28 Maar als hij de grond niet kan terugkopen, dan blijft die van de man aan wie hij de grond verkocht had, tót aan het Jubeljaar. Maar in het Jubeljaar zal het land vrijkomen en zal hij het terugkrijgen."
29 [ De Heer zei tegen Mozes: "Zeg tegen de Israëlieten: ] Als iemand een huis verkoopt in een stad met muren, dan heeft hij een jaar lang het recht om het huis weer terug te kopen.
30 Maar als hij het na een heel jaar niet heeft teruggekocht, dan is dat huis voorgoed van de man die het gekocht heeft. Het wordt voor zijn eigen familie. In het Jubeljaar zal het huis niet vrijkomen.
31 Maar met de huizen in de dorpen waar geen muur omheen staat, zal het gaan als met grond. Net als grond kunnen die huizen altijd teruggekocht worden. En in het Jubeljaar zullen die huizen vrijkomen.
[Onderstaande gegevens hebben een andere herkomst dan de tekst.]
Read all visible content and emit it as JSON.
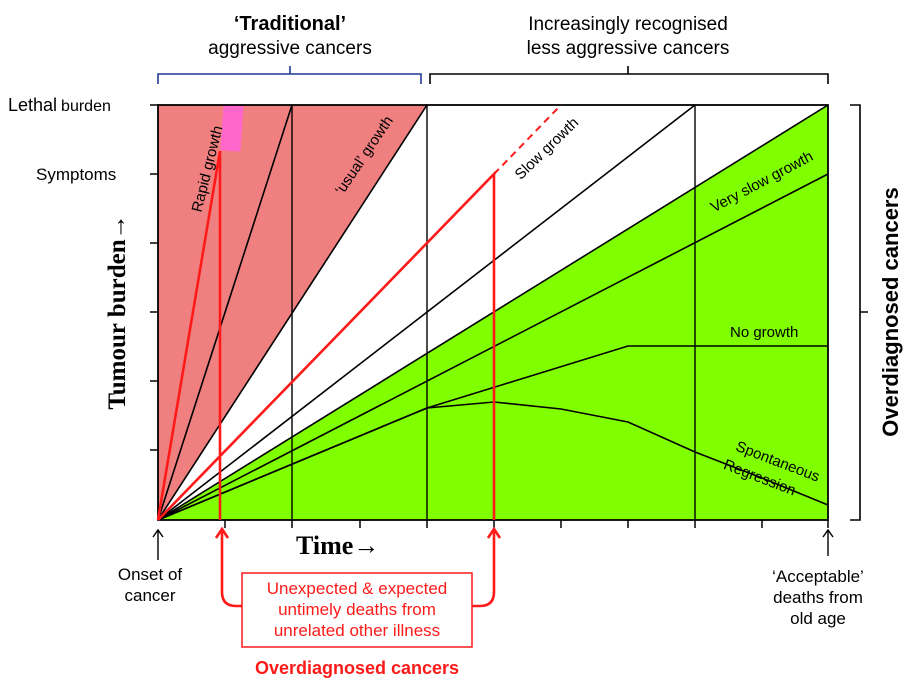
{
  "header": {
    "traditional_line1": "‘Traditional’",
    "traditional_line2": "aggressive cancers",
    "less_aggressive_line1": "Increasingly recognised",
    "less_aggressive_line2": "less aggressive cancers"
  },
  "y_levels": {
    "lethal_prefix": "Lethal",
    "lethal_suffix": "burden",
    "symptoms": "Symptoms"
  },
  "axes": {
    "y_label": "Tumour burden",
    "y_arrow": "→",
    "x_label": "Time",
    "x_arrow": "→"
  },
  "curves": {
    "rapid": "Rapid growth",
    "usual": "‘usual’ growth",
    "slow": "Slow growth",
    "very_slow": "Very slow growth",
    "no_growth": "No growth",
    "regression_line1": "Spontaneous",
    "regression_line2": "Regression"
  },
  "side": {
    "overdiagnosed": "Overdiagnosed cancers"
  },
  "bottom": {
    "onset_line1": "Onset of",
    "onset_line2": "cancer",
    "acceptable_line1": "‘Acceptable’",
    "acceptable_line2": "deaths from",
    "acceptable_line3": "old age",
    "box_line1": "Unexpected & expected",
    "box_line2": "untimely deaths from",
    "box_line3": "unrelated other illness",
    "overdiagnosed": "Overdiagnosed cancers"
  },
  "colors": {
    "aggressive_fill": "#f08080",
    "overdiagnosed_fill": "#80ff00",
    "highlight": "#ff1a1a",
    "bracket_blue": "#1f3a93",
    "pink_marker": "#ff66cc"
  }
}
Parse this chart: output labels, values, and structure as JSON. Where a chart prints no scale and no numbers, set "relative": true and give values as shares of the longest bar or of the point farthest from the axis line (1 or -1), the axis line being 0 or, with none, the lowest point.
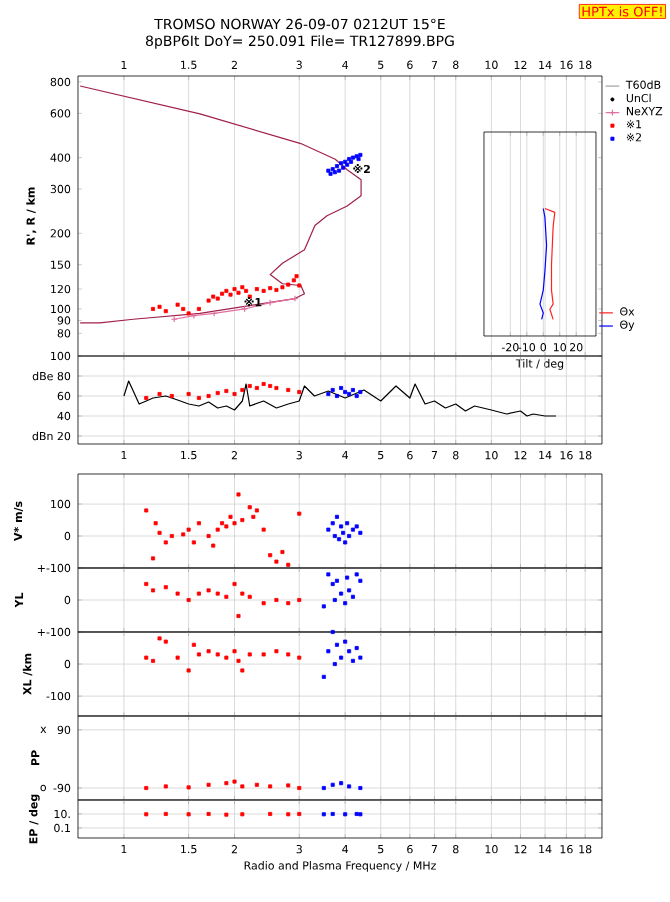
{
  "chart_data": [
    {
      "type": "line",
      "title": "TROMSO NORWAY 26-09-07 0212UT 15°E",
      "subtitle": "8pBP6It DoY= 250.091 File= TR127899.BPG",
      "ylabel": "R', R / km",
      "log": "xy",
      "xlim": [
        0.75,
        20
      ],
      "ylim": [
        65,
        845
      ],
      "xticks": [
        1,
        1.5,
        2,
        3,
        4,
        5,
        6,
        7,
        8,
        10,
        12,
        14,
        16,
        18
      ],
      "yticks": [
        80,
        90,
        100,
        120,
        150,
        200,
        300,
        400,
        600,
        800
      ],
      "grid": "x",
      "legend": "right",
      "annotations": [
        "HPTx is OFF!",
        {
          "text": "※1",
          "x": 2.1,
          "y": 107
        },
        {
          "text": "※2",
          "x": 4.15,
          "y": 362
        }
      ],
      "series": [
        {
          "color": "#a0204a",
          "x": [
            0.76,
            1.61,
            3.03,
            3.76,
            4.05,
            4.42,
            4.42,
            4.05,
            3.57,
            3.31,
            3.1,
            2.7,
            2.5,
            2.7,
            3.03,
            3.1,
            2.92,
            1.61,
            1.06,
            0.86,
            0.76
          ],
          "values": [
            771,
            597,
            455,
            394,
            358,
            327,
            282,
            257,
            235,
            215,
            172,
            152,
            137,
            126,
            124,
            115,
            110,
            96,
            91,
            88,
            88
          ]
        },
        {
          "name": "T60dB",
          "color": "#a0a0a0"
        },
        {
          "name": "UnCl",
          "type": "scatter",
          "marker": "circle",
          "color": "#000000"
        },
        {
          "name": "NeXYZ",
          "color": "#e070a0",
          "marker": "cross",
          "x": [
            1.37,
            1.55,
            1.76,
            2.13,
            2.5,
            2.92
          ],
          "values": [
            91,
            94,
            96,
            100,
            106,
            110
          ]
        },
        {
          "name": "※1",
          "type": "scatter",
          "marker": "square",
          "color": "#ff0000",
          "x": [
            1.2,
            1.25,
            1.3,
            1.4,
            1.45,
            1.5,
            1.6,
            1.7,
            1.75,
            1.8,
            1.85,
            1.9,
            1.95,
            2.0,
            2.05,
            2.1,
            2.15,
            2.2,
            2.3,
            2.4,
            2.5,
            2.6,
            2.7,
            2.8,
            2.9,
            2.95,
            3.0
          ],
          "values": [
            100,
            102,
            98,
            104,
            100,
            96,
            100,
            108,
            112,
            110,
            115,
            118,
            114,
            120,
            116,
            122,
            118,
            112,
            120,
            118,
            121,
            119,
            122,
            125,
            130,
            135,
            124
          ]
        },
        {
          "name": "※2",
          "type": "scatter",
          "marker": "square",
          "color": "#0000ff",
          "x": [
            3.6,
            3.65,
            3.7,
            3.75,
            3.8,
            3.85,
            3.9,
            3.95,
            4.0,
            4.05,
            4.1,
            4.15,
            4.2,
            4.3,
            4.35,
            4.4
          ],
          "values": [
            355,
            345,
            360,
            350,
            370,
            355,
            380,
            365,
            385,
            375,
            395,
            385,
            400,
            405,
            395,
            410
          ]
        }
      ]
    },
    {
      "type": "line",
      "relative": true,
      "xlabel": "Tilt / deg",
      "xlim": [
        -36,
        32
      ],
      "xticks": [
        -20,
        -10,
        0,
        10,
        20
      ],
      "tick_labels": "x",
      "grid": "x",
      "legend": "bottom right",
      "series": [
        {
          "name": "Θx",
          "color": "#ff2020",
          "x": [
            1,
            7,
            6,
            5,
            5,
            6,
            4,
            6
          ],
          "values": [
            1,
            0.97,
            0.86,
            0.56,
            0.36,
            0.25,
            0.21,
            0.13
          ]
        },
        {
          "name": "Θy",
          "color": "#0000ff",
          "x": [
            0,
            1,
            2,
            1,
            0,
            -2,
            0,
            -1
          ],
          "values": [
            1,
            0.93,
            0.71,
            0.51,
            0.36,
            0.25,
            0.18,
            0.13
          ]
        }
      ]
    },
    {
      "type": "line",
      "log": "x",
      "xlim": [
        0.75,
        20
      ],
      "ylim": [
        12,
        100
      ],
      "xticks": [
        1,
        1.5,
        2,
        3,
        4,
        5,
        6,
        7,
        8,
        10,
        12,
        14,
        16,
        18
      ],
      "yticks": [
        100,
        {
          "value": 80,
          "label": "dBe 80"
        },
        60,
        40,
        {
          "value": 20,
          "label": "dBn 20"
        }
      ],
      "grid": true,
      "series": [
        {
          "color": "#000000",
          "x": [
            1.0,
            1.03,
            1.06,
            1.1,
            1.15,
            1.2,
            1.3,
            1.4,
            1.5,
            1.6,
            1.7,
            1.8,
            1.9,
            2.0,
            2.1,
            2.15,
            2.2,
            2.4,
            2.6,
            2.8,
            3.0,
            3.1,
            3.3,
            3.6,
            4.0,
            4.5,
            5.0,
            5.5,
            6.0,
            6.2,
            6.6,
            7.0,
            7.5,
            8.0,
            8.5,
            9.0,
            10.0,
            11,
            12,
            12.5,
            13,
            14,
            15
          ],
          "values": [
            60,
            75,
            65,
            52,
            55,
            58,
            60,
            56,
            52,
            50,
            54,
            48,
            50,
            46,
            55,
            72,
            50,
            55,
            48,
            52,
            55,
            70,
            60,
            65,
            58,
            66,
            55,
            70,
            58,
            72,
            52,
            55,
            48,
            52,
            45,
            50,
            46,
            42,
            45,
            40,
            42,
            40,
            40
          ]
        },
        {
          "type": "scatter",
          "marker": "square",
          "color": "#ff0000",
          "x": [
            1.15,
            1.25,
            1.35,
            1.5,
            1.6,
            1.7,
            1.8,
            1.9,
            2.0,
            2.1,
            2.2,
            2.3,
            2.4,
            2.5,
            2.6,
            2.8,
            3.0
          ],
          "values": [
            58,
            62,
            60,
            62,
            58,
            60,
            63,
            65,
            62,
            66,
            70,
            68,
            72,
            70,
            68,
            66,
            64
          ]
        },
        {
          "type": "scatter",
          "marker": "square",
          "color": "#0000ff",
          "x": [
            3.6,
            3.7,
            3.8,
            3.9,
            4.0,
            4.1,
            4.2,
            4.3,
            4.4
          ],
          "values": [
            62,
            66,
            60,
            68,
            64,
            62,
            66,
            60,
            64
          ]
        }
      ]
    },
    {
      "type": "scatter",
      "marker": "square",
      "ylabel": "V* m/s",
      "log": "x",
      "xlim": [
        0.75,
        20
      ],
      "ylim": [
        -100,
        194
      ],
      "xticks": [
        1,
        1.5,
        2,
        3,
        4,
        5,
        6,
        7,
        8,
        10,
        12,
        14,
        16,
        18
      ],
      "yticks": [
        100,
        0,
        {
          "value": -100,
          "label": "+-100"
        }
      ],
      "tick_labels": "y",
      "grid": true,
      "series": [
        {
          "color": "#ff0000",
          "x": [
            1.15,
            1.2,
            1.22,
            1.25,
            1.3,
            1.35,
            1.45,
            1.5,
            1.55,
            1.6,
            1.7,
            1.75,
            1.8,
            1.85,
            1.9,
            1.95,
            2.0,
            2.05,
            2.1,
            2.2,
            2.25,
            2.3,
            2.4,
            2.5,
            2.6,
            2.7,
            2.8,
            3.0
          ],
          "values": [
            80,
            -70,
            40,
            10,
            -20,
            0,
            5,
            20,
            -20,
            40,
            0,
            -30,
            20,
            40,
            30,
            60,
            40,
            130,
            50,
            90,
            60,
            80,
            20,
            -60,
            -80,
            -50,
            -90,
            70
          ]
        },
        {
          "color": "#0000ff",
          "x": [
            3.6,
            3.7,
            3.75,
            3.8,
            3.85,
            3.9,
            3.95,
            4.0,
            4.05,
            4.1,
            4.2,
            4.3,
            4.4
          ],
          "values": [
            20,
            40,
            0,
            60,
            -10,
            30,
            10,
            -20,
            40,
            0,
            20,
            30,
            10
          ]
        }
      ]
    },
    {
      "type": "scatter",
      "marker": "square",
      "ylabel": "YL",
      "log": "x",
      "xlim": [
        0.75,
        20
      ],
      "ylim": [
        -100,
        100
      ],
      "xticks": [
        1,
        1.5,
        2,
        3,
        4,
        5,
        6,
        7,
        8,
        10,
        12,
        14,
        16,
        18
      ],
      "yticks": [
        0,
        {
          "value": -100,
          "label": "+-100"
        }
      ],
      "tick_labels": "y",
      "grid": true,
      "series": [
        {
          "color": "#ff0000",
          "x": [
            1.15,
            1.2,
            1.3,
            1.4,
            1.5,
            1.6,
            1.7,
            1.8,
            1.9,
            2.0,
            2.05,
            2.1,
            2.2,
            2.4,
            2.6,
            2.8,
            3.0
          ],
          "values": [
            50,
            30,
            40,
            20,
            0,
            20,
            30,
            20,
            10,
            50,
            -50,
            20,
            10,
            -10,
            0,
            -10,
            0
          ]
        },
        {
          "color": "#0000ff",
          "x": [
            3.5,
            3.6,
            3.7,
            3.75,
            3.8,
            3.9,
            4.0,
            4.05,
            4.1,
            4.2,
            4.3,
            4.4
          ],
          "values": [
            -20,
            80,
            50,
            0,
            60,
            20,
            -10,
            70,
            30,
            10,
            80,
            60
          ]
        }
      ]
    },
    {
      "type": "scatter",
      "marker": "square",
      "ylabel": "XL /km",
      "log": "x",
      "xlim": [
        0.75,
        20
      ],
      "ylim": [
        -162,
        100
      ],
      "xticks": [
        1,
        1.5,
        2,
        3,
        4,
        5,
        6,
        7,
        8,
        10,
        12,
        14,
        16,
        18
      ],
      "yticks": [
        0,
        -100
      ],
      "tick_labels": "y",
      "grid": true,
      "series": [
        {
          "color": "#ff0000",
          "x": [
            1.15,
            1.2,
            1.25,
            1.3,
            1.4,
            1.5,
            1.55,
            1.6,
            1.7,
            1.8,
            1.9,
            2.0,
            2.05,
            2.1,
            2.2,
            2.4,
            2.6,
            2.8,
            3.0
          ],
          "values": [
            20,
            10,
            80,
            70,
            20,
            -20,
            60,
            30,
            40,
            30,
            20,
            40,
            10,
            -20,
            30,
            30,
            40,
            30,
            20
          ]
        },
        {
          "color": "#0000ff",
          "x": [
            3.5,
            3.6,
            3.7,
            3.75,
            3.8,
            3.9,
            4.0,
            4.1,
            4.2,
            4.3,
            4.4
          ],
          "values": [
            -40,
            40,
            100,
            0,
            60,
            20,
            70,
            40,
            10,
            50,
            20
          ]
        }
      ]
    },
    {
      "type": "scatter",
      "marker": "square",
      "ylabel": "PP",
      "log": "x",
      "xlim": [
        0.75,
        20
      ],
      "ylim": [
        -127,
        133
      ],
      "xticks": [
        1,
        1.5,
        2,
        3,
        4,
        5,
        6,
        7,
        8,
        10,
        12,
        14,
        16,
        18
      ],
      "yticks": [
        90,
        -90
      ],
      "tick_labels": "y",
      "grid": true,
      "annotations": [
        "x",
        "o"
      ],
      "series": [
        {
          "color": "#ff0000",
          "x": [
            1.15,
            1.3,
            1.5,
            1.7,
            1.9,
            2.0,
            2.1,
            2.3,
            2.5,
            2.8,
            3.0
          ],
          "values": [
            -90,
            -85,
            -88,
            -80,
            -75,
            -70,
            -85,
            -80,
            -85,
            -82,
            -90
          ]
        },
        {
          "color": "#0000ff",
          "x": [
            3.5,
            3.7,
            3.9,
            4.1,
            4.4
          ],
          "values": [
            -90,
            -80,
            -75,
            -85,
            -90
          ]
        }
      ]
    },
    {
      "type": "scatter",
      "marker": "square",
      "ylabel": "EP / deg",
      "xlabel": "Radio and Plasma Frequency / MHz",
      "log": "xy",
      "xlim": [
        0.75,
        20
      ],
      "ylim": [
        0.0037,
        1000
      ],
      "xticks": [
        1,
        1.5,
        2,
        3,
        4,
        5,
        6,
        7,
        8,
        10,
        12,
        14,
        16,
        18
      ],
      "yticks": [
        {
          "value": 10,
          "label": "10."
        },
        0.1
      ],
      "grid": true,
      "series": [
        {
          "color": "#ff0000",
          "x": [
            1.15,
            1.3,
            1.5,
            1.7,
            1.9,
            2.1,
            2.5,
            2.8,
            3.0
          ],
          "values": [
            9,
            10,
            9,
            10,
            8,
            9,
            10,
            9,
            10
          ]
        },
        {
          "color": "#0000ff",
          "x": [
            3.5,
            3.7,
            4.0,
            4.3,
            4.4
          ],
          "values": [
            9,
            10,
            9,
            10,
            9
          ]
        }
      ]
    }
  ]
}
32 Met de huizen in de steden van de Levieten gaat het anders: de Levieten hebben altijd het recht om hun huizen terug te kopen.
33 Als een Leviet zijn huis niet kan terugkopen, dan zal dat huis in het Jubeljaar vrijkomen. Want de huizen in de steden van de Levieten blijven altijd van de Levieten.
34 En de graslanden rond hun steden mogen nooit verkocht worden. Ze zijn voor altijd van de Levieten."